Human Responsibility

These Weekly Words of Wisdom chosen by Lama Surya Das tie into what I wrote yesterday about Mindfulness in Health Care. The idea of human responsibility expressed by Václav Havel is equivalent to the concepts of interbeing and interdependence.

Mindfulness practices engender a sense of human responsibility. The Buddha, himself, taught rulers of kingdoms in ancient India how to treat their people responsibly. See, for example, 2500 Years Of Social Revolution.

Václav Havel was the last president of Czechoslovakia and the first president of the Czech Republic. He was also a playwright, essayist, and poet.


“Whenever I encounter any problem of today’s civilization, inevitably, I always arrive at one principal theme: the theme of human responsibility. This does not mean merely the responsibility of a human being towards his or her own life or survival; towards his or her family; towards his or her company or any other community. It also means responsibility before the infinite and before eternity; in a word, responsibility for the world. Indeed, it seems to me that the most important thing that we should seek to advance in the era of globalization is a sense of global responsibility.

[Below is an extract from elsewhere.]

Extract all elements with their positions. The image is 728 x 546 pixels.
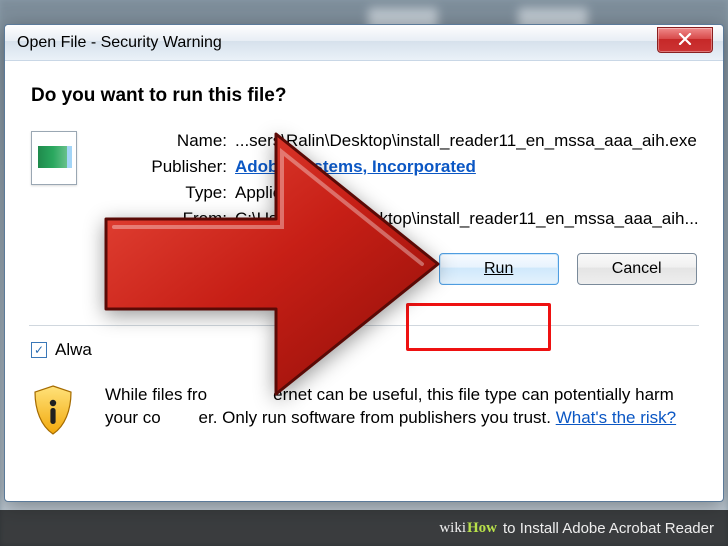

Somewhere in the primeval foundations of the world’s religions we find, basically, the same set of underlying moral imperatives. It is in this set of thoughts that we should look for the source, the energy and the ethos for global renewal of a truly responsible attitude towards our Earth and all its inhabitants, as well as towards future generations.”

—Václav Havel,

Millennium Summit of the United Nations, New York,

September 8, 2000

In your opinion, what happens when personal responsibility becomes human responsibility? What are you willing to do to be “truly responsible attitude towards our Earth and all its inhabitants?” Please share your feelings and thoughts.